Message-Id: 201612150955
Time: 2016Q4
Affected: users of shared drives
Impact: temporary access problems
The shared Windows drives are a strongly demanded resources by our customers and thus an important service offered by the GWDG. With approximately 400 TB in total, the shared drives are by now mostly migrated into the StorNext environment. StorNext is a storage area network file system; data are stored in RAID systems at our computing centre and are accessible via multiple File-Servers in parallel. The management of data is carried out by the so-called meta-data controllers. While the environment is complex, it was built with redundancy in mind in order to increase availability.

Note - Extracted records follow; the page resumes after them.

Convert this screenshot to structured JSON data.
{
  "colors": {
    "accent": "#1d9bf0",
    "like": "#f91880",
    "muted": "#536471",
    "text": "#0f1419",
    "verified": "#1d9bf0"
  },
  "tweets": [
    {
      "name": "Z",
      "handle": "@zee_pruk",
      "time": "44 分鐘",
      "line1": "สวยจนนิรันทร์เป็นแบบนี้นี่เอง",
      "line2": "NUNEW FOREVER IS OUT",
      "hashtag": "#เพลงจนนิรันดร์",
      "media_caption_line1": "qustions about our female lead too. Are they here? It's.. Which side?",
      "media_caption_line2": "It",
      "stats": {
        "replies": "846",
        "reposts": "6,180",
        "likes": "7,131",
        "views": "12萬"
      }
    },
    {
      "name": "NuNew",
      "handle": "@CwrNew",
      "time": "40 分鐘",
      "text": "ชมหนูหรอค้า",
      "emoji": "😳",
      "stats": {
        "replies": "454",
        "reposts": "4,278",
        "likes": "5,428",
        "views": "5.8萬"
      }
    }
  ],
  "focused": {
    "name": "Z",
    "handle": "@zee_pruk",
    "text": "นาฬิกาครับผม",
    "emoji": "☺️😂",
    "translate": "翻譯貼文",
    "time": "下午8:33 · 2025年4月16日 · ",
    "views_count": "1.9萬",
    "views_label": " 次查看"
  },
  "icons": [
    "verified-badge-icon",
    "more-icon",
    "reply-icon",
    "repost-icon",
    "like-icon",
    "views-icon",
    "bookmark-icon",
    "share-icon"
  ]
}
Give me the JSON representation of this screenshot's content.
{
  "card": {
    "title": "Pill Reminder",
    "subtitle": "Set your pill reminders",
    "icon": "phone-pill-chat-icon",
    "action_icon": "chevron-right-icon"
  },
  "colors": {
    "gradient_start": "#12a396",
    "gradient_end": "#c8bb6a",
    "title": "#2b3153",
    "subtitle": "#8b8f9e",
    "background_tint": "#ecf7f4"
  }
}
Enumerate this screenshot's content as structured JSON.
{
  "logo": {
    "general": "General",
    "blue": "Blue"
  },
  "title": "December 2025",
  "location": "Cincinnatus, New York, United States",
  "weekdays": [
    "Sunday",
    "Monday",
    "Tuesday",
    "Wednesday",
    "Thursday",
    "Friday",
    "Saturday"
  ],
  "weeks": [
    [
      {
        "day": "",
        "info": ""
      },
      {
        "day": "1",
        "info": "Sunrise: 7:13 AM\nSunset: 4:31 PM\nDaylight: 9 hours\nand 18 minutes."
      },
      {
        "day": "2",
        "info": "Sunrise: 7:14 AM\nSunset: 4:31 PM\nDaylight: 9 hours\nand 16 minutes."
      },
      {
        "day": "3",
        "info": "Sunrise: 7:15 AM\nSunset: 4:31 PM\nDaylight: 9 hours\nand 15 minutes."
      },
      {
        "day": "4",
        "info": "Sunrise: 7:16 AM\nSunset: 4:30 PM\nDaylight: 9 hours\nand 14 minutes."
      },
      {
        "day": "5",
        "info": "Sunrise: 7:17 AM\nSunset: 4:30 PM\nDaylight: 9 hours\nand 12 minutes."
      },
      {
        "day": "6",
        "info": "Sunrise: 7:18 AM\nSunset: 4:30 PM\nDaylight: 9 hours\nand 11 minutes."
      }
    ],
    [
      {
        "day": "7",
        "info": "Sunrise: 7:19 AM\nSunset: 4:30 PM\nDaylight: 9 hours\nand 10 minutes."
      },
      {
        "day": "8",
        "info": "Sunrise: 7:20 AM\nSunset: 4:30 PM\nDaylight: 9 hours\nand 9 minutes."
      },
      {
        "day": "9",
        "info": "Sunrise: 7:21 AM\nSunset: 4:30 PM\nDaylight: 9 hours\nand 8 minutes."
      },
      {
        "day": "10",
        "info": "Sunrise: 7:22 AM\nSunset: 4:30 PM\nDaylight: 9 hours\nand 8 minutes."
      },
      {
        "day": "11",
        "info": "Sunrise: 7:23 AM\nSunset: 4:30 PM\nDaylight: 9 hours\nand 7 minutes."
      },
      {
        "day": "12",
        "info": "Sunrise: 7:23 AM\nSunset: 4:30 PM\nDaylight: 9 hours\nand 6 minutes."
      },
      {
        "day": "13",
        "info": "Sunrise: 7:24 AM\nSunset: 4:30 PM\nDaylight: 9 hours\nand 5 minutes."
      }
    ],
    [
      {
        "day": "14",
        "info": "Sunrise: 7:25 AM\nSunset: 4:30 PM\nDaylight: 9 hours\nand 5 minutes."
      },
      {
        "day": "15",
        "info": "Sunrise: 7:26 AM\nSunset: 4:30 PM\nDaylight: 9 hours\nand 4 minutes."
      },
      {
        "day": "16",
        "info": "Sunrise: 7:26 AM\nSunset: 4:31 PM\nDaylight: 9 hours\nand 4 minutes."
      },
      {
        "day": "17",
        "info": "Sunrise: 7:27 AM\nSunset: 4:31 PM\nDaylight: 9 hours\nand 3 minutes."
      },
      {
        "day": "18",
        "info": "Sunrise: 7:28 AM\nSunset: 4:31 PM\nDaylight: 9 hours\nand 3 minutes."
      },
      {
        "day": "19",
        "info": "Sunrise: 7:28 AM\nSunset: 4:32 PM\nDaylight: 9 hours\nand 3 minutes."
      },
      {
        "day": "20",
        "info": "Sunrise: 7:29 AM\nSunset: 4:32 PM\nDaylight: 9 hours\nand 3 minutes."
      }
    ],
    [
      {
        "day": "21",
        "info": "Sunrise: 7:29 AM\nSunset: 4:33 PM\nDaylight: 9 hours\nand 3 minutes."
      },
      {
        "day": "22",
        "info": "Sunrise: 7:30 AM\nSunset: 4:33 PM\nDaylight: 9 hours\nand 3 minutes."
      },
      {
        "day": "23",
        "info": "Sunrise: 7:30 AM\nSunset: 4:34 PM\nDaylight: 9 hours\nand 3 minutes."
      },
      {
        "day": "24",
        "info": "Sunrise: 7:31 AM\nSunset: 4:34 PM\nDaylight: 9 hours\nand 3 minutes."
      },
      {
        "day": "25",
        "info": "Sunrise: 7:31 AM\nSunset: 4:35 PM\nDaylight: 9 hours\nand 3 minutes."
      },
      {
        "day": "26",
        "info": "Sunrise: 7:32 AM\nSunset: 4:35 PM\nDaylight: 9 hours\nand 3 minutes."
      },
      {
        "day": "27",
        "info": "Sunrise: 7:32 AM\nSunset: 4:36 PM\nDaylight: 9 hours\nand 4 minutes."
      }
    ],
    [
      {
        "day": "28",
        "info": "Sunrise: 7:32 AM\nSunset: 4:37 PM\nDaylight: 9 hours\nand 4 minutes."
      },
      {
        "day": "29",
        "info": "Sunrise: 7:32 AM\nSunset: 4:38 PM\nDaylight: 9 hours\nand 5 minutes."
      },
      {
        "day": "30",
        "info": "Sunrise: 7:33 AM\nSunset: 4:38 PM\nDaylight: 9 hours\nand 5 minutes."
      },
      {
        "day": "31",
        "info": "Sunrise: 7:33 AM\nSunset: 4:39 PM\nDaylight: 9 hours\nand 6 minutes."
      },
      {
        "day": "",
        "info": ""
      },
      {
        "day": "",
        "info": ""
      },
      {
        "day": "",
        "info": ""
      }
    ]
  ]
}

Unfortunately within the last weeks we experienced several service failures:
- 24.11-25.11.2016: Service maintenance due to StorNext upgrade
- 28.11.2016: Unexpected failure due to rectification works on the previous upgrade.
- 09.12.2016: Fatal failure of one our RAID systems that affected data accessibility and service performance.
In addition, the service experienced various failures at irregular points in time because network shares and access control rights on the file servers were not accessible due to network connectivity flaws to the meta-data controllers. We also noticed problems when storing Excel-2016 files.
The following measures were engaged so far:
- Network shares now verified automatically at regular points in time.
- The shared drives of the faculties have been distributed on several file servers.
We are currently monitoring this service with great care and we are prepared to engage counteractive measures to improve on short notice. We apologize for the service failures and resulting drawbacks and consequences for all our users of this service.